Unfortunately, even the healthiest lifestyle won’t immunize you against cancer. “Age and genetics outweigh many of these risk factors,” says Dr. William Kormos, editor in chief of Harvard Men’s Health Watch and a primary care physician at Harvard-affiliated Massachusetts General Hospital.

For example, having a first-degree relative—a parent or sibling—with colon or prostate cancer could double your risk. At the same time, the healthier your choices, the more benefit you are likely to gain.

“What science needs to do now is figure out how these lifestyle factors influence the risk of cancer,” Dr. Komaroff says. “What are the changes in body chemistry caused by these lifestyle factors that influence the development of cancer? If we can figure that out, we might identify targets for new anti-cancer drugs.”

In all the hopeful discussion of lifestyle’s role in cancer, it is important to remember that millions of people are newly diagnosed every year. For them, the mere mention of “preventable cancer” can feel like an indictment.
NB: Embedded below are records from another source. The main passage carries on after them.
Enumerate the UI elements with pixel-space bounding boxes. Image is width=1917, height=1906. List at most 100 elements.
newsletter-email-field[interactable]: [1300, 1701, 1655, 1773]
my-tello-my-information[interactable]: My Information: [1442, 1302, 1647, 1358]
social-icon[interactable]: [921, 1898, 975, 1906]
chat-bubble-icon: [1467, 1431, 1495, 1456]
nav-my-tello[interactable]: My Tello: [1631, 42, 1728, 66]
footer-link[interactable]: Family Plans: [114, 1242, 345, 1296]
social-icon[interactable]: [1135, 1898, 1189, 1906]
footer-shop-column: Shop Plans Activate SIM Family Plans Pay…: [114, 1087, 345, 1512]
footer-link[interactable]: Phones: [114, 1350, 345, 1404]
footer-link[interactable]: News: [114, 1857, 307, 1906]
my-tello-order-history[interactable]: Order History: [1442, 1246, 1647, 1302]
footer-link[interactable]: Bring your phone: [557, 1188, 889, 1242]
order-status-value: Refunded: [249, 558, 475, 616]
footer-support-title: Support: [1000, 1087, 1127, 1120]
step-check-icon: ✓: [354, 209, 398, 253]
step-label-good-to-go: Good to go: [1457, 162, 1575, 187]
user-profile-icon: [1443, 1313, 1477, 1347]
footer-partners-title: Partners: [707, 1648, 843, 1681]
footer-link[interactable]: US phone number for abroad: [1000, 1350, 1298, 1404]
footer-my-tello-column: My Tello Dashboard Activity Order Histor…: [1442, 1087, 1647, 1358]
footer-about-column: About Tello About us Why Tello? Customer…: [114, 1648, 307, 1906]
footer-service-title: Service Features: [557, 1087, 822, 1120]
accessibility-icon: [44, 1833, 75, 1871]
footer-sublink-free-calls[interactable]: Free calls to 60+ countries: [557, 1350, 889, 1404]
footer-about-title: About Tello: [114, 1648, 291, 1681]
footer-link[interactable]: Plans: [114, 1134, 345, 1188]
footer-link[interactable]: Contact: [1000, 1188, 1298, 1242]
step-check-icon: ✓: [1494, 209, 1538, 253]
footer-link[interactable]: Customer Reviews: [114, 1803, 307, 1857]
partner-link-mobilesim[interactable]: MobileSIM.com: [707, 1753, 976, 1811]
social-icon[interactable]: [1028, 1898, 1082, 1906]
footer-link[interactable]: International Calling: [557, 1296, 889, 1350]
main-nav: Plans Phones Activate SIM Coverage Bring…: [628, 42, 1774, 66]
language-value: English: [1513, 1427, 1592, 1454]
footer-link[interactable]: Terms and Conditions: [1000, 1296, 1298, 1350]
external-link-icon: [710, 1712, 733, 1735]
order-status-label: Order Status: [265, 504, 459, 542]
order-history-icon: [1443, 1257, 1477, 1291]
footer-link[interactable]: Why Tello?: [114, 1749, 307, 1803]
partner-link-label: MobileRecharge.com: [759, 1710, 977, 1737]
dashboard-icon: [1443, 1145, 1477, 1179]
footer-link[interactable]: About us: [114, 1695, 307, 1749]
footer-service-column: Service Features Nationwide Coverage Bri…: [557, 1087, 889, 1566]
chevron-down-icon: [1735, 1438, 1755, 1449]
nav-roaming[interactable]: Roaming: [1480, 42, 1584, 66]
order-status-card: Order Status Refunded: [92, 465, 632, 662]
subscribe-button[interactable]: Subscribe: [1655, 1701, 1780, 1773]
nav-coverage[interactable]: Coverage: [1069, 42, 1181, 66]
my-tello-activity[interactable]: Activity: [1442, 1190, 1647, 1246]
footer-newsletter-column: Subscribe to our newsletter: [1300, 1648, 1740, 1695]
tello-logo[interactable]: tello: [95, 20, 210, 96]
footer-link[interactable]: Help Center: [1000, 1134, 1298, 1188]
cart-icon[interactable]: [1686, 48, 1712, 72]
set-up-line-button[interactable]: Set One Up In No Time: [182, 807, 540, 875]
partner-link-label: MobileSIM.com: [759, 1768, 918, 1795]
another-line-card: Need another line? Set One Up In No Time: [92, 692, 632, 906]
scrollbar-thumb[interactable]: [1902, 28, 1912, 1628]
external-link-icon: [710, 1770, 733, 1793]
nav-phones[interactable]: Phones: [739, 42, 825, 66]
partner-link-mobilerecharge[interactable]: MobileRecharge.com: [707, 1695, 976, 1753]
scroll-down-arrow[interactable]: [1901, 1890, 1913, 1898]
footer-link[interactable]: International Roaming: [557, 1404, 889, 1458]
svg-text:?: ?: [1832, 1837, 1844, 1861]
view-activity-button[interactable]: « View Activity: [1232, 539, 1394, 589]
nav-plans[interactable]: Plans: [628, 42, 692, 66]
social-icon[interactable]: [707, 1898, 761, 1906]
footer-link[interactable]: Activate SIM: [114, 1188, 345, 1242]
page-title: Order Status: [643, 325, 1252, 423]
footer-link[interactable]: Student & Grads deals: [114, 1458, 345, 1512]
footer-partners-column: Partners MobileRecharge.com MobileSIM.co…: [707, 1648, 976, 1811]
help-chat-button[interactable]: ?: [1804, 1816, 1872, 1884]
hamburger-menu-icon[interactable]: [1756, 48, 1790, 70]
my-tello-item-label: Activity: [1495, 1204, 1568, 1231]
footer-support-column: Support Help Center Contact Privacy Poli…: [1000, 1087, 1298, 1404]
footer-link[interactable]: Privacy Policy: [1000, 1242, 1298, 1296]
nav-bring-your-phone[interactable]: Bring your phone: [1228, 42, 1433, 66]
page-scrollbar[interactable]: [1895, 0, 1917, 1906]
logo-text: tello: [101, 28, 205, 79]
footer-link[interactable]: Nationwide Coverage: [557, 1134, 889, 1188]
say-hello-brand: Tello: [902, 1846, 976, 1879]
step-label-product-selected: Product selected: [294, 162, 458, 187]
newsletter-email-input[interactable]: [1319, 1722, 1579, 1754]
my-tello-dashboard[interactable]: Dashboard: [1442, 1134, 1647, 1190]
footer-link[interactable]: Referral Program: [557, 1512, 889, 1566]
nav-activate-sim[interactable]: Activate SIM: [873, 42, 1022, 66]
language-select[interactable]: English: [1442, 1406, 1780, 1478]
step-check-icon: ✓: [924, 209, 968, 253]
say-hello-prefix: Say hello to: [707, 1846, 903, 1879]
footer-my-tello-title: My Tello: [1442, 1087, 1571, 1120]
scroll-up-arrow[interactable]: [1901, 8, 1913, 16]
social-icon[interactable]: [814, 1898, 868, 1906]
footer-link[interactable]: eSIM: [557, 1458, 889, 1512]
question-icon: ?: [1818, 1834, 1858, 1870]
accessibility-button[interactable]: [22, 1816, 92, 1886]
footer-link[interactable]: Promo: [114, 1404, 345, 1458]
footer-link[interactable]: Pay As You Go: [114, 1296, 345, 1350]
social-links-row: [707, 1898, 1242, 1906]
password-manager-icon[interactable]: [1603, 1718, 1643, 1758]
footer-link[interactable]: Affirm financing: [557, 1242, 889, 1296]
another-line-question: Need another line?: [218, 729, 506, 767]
“Someone who has unfortunately developed cancer, and who may have had an unhealthy lifestyle, can feel that they are being blamed,” Dr. Komaroff says. “It’s bad enough to learn you have cancer, particularly if it is of a kind that is likely to end your life prematurely. To add guilt on top of that is just adding to the suffering.”

But the lesson from Montreal is not about laying blame, but creating hope. Taking the best care of your body as you can is still the cheapest and one of the most effective ways to save the lives of people not yet in the grip of cancer.